The President met with Congressional Leaders yesterday at the White House. A path forward seemed to emerge on extending tax cuts for all Americans and the appropriations work for the year. The problem with the outline of the deal vetted yesterday, is that the extension of tax cuts for 2 or 3 more years may come at too high of a price for conservatives. The Senate has nothing on the agenda for today and the House will pass a short term Continuing Resolution (CR) for Senate consideration this evening.
The Senate has nothing on the schedule for today, but Senate Majority Leader Harry Reid (D-NV) used a parliamentary maneuver to set up votes on two measures: the DREAM Act, a bill dealing with the children of illegal immigrants, and the so called Public Safety Employee-Employer Cooperation Act, a bill imposing collective bargaining for firefighters and police in states that don't currently have collective bargaining. Both bills are controversial and many expect Reid to file cloture, setting up votes on the two matters later this week or early next week. The House has votes scheduled on H.J. Res 101, a continuing resolution keeping the government running for a few more weeks, S. 3307, the Healthy Hunger-Free Kids Act and 21 votes on the Suspension Calendar.

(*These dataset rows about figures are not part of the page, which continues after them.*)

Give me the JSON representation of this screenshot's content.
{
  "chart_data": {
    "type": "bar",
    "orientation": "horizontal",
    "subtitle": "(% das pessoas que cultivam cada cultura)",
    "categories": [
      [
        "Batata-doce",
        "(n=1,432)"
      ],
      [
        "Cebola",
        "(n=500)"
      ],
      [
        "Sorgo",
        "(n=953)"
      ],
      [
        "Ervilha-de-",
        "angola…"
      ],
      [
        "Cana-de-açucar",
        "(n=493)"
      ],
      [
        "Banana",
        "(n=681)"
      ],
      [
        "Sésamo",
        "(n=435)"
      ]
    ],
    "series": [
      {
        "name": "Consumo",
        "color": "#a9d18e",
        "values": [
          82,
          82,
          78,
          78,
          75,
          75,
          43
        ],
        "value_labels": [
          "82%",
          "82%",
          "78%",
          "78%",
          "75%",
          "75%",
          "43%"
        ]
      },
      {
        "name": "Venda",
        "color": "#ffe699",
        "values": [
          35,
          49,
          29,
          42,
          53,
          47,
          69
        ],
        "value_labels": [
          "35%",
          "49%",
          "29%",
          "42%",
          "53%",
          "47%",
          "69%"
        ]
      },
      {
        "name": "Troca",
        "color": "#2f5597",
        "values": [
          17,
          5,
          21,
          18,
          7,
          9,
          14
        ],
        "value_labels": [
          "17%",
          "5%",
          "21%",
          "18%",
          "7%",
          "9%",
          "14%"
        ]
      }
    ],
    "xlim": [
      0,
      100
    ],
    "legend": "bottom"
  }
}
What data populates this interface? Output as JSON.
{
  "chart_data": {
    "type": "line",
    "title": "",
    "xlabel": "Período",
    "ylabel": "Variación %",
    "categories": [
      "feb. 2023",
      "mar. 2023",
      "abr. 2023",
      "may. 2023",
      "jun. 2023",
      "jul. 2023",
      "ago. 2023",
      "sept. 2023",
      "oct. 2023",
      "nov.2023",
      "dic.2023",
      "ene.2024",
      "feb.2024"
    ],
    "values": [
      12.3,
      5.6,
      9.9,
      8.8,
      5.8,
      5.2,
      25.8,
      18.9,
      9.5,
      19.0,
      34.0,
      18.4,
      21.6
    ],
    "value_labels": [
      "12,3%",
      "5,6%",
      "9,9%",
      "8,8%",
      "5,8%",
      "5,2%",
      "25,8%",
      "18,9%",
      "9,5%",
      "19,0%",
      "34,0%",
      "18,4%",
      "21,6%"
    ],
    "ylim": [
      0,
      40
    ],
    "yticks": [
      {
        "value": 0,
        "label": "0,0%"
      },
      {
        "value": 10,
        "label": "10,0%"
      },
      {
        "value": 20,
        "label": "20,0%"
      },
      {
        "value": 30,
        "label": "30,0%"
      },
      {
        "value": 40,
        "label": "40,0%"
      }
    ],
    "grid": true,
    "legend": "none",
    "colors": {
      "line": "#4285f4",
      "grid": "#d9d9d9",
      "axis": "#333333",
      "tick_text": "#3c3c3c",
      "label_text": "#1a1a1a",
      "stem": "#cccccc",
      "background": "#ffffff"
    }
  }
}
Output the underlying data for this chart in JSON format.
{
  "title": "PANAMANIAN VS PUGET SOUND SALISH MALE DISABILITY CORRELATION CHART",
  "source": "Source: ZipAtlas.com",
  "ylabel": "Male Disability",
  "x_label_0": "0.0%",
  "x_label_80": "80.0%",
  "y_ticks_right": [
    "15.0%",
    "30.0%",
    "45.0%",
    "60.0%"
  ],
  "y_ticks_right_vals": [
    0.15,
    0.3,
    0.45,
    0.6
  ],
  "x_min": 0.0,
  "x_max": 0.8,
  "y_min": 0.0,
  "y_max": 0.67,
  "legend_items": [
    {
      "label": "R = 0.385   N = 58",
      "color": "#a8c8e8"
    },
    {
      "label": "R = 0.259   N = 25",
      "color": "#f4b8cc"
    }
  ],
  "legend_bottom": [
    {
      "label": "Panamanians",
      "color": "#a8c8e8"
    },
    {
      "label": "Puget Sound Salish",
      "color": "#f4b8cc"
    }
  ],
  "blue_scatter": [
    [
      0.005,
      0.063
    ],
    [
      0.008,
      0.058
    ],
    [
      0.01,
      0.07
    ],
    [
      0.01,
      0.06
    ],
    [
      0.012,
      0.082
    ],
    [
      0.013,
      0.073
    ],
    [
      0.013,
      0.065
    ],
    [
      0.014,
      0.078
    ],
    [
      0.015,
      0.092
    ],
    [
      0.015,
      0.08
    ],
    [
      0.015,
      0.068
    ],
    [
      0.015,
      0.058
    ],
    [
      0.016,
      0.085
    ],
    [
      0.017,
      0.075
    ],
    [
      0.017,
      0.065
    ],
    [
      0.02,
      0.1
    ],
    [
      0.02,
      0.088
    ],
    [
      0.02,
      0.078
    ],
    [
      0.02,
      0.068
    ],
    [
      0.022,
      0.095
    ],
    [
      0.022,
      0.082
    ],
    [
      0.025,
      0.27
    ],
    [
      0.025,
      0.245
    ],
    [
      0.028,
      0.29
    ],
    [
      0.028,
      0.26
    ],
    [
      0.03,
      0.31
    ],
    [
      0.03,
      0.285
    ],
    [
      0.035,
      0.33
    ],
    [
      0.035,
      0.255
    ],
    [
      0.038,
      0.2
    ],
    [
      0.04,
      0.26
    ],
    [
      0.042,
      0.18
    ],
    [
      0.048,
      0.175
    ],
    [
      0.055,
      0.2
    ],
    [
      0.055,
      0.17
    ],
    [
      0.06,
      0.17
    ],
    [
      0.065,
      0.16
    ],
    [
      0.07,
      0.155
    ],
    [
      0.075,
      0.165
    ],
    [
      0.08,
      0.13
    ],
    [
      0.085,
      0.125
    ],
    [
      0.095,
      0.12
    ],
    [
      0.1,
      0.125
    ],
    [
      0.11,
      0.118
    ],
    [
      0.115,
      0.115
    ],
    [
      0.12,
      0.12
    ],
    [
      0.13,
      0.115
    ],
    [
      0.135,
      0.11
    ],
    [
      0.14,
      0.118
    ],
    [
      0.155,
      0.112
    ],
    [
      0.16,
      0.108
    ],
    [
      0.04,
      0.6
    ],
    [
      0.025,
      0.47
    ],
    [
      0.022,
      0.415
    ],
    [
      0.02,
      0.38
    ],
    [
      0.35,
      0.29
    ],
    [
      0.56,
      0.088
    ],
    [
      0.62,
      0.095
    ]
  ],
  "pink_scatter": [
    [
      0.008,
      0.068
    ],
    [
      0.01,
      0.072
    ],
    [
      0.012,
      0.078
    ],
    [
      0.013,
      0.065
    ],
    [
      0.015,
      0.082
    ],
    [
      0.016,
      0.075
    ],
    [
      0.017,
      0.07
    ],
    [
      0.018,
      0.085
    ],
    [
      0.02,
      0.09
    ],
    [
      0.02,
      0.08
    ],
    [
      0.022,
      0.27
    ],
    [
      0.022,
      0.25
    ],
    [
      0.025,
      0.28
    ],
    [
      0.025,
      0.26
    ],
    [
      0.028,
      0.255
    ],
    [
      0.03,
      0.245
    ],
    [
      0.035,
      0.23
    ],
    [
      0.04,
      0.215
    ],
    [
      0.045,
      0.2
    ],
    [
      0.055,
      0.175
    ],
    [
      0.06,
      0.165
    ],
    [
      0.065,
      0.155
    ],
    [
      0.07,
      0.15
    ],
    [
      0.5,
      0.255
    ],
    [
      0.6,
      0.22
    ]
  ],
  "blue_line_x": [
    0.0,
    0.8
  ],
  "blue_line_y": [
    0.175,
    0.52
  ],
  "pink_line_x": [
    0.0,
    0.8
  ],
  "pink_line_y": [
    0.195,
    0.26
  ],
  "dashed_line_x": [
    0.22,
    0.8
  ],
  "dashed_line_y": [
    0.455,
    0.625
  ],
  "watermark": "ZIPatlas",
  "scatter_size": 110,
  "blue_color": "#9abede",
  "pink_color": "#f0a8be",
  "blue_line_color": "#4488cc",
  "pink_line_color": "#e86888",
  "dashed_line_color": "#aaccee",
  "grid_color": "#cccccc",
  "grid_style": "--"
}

The big news yesterday was the President's bipartisan summit at the White House for purposes of negotiating a solution to the impasse on extending tax cuts. The New York Times reported that a negotiating framework is in place.
With a negotiating framework in place, lawmakers said they could begin to see the contours of a potential outcome that would extend the Bush-era tax cuts temporarily while giving Democrats some concessions on unemployment compensation, the estate tax or other tax cuts that were included in the stimulus package and will also expire this year.
The Washington Post reports that Republican Senators may be willing to allow a vote on the New START Treaty in consideration for a deal on extending tax cuts for all for two or three years.
On Tuesday, according to people in the room, both sides engaged in the kind of cross-party dealmaking that seems to have faded away in today's Washington. The participants emerged smiling and with a loose framework - though they did not outline it publicly - that could result in the temporary extension of all the tax cuts, as well as the ratification of a nuclear arms treaty with Russia, the continuation of unemployment benefits and funding for government operations into next year.
Conservatives should be deeply concerned that a deal may be cut on the New START Treaty and extending unemployment benefits with no offsets, because of Republicans fear of a government shut down. They fear an impasse on a spending measure, either a Continuing Resolution funding the federal government into early next year or for the whole Fiscal Year 2011, that causes a government shut down. The fear of a government shut down puts liberals in the drivers seat on the New START Treaty. For more resources to understand the faults of the New START Treaty click here.
One bright spot in the Senate is a letter circulating today signed by all 42 members of the Republican Caucus to vote against any and all measures with the exeption of extending the tax cuts and appropriations, until an agreement can be reached on the tax issue. Republicans sent a letter to Senate Majority Leader Reid on November 29th pledging to block all legislation until this issue is resolved.
From the letter:
For that reason, we write to inform you that we will not agree to invoke cloture on the motion to proceed to any legislative item until the Senate has acted to fund the government and we have prevented the tax increase that is currently awaiting all American taxpayers. With little time left in this Congressional session, legislative scheduling should be focused on these critical priorities. While there are other items that might ultimately be worthy of the Senate's attention, we cannot agree to prioritize any matters above the critical issues of funding the government and preventing a job-killing tax hike.
Basically Republicans have pledged to filibuster any and all legislation with the exception of the appropriations bills and a bill dealing with an extension of tax hikes. Until those issues are resolved, expect no progress on the pending items of the DREAM Act, the public service officers collective bargaining bill, "Don't Ask, Don't Tell," an extension of unemployment benefits and the New START Treaty. Conservatives should be happy that Senate Republicans are saying no to any and all legislation until the Administration gets it's act together on tax cuts and appropriations bills, yet a deal may be cut that includes the New START Treaty that has the potential to harm national defense.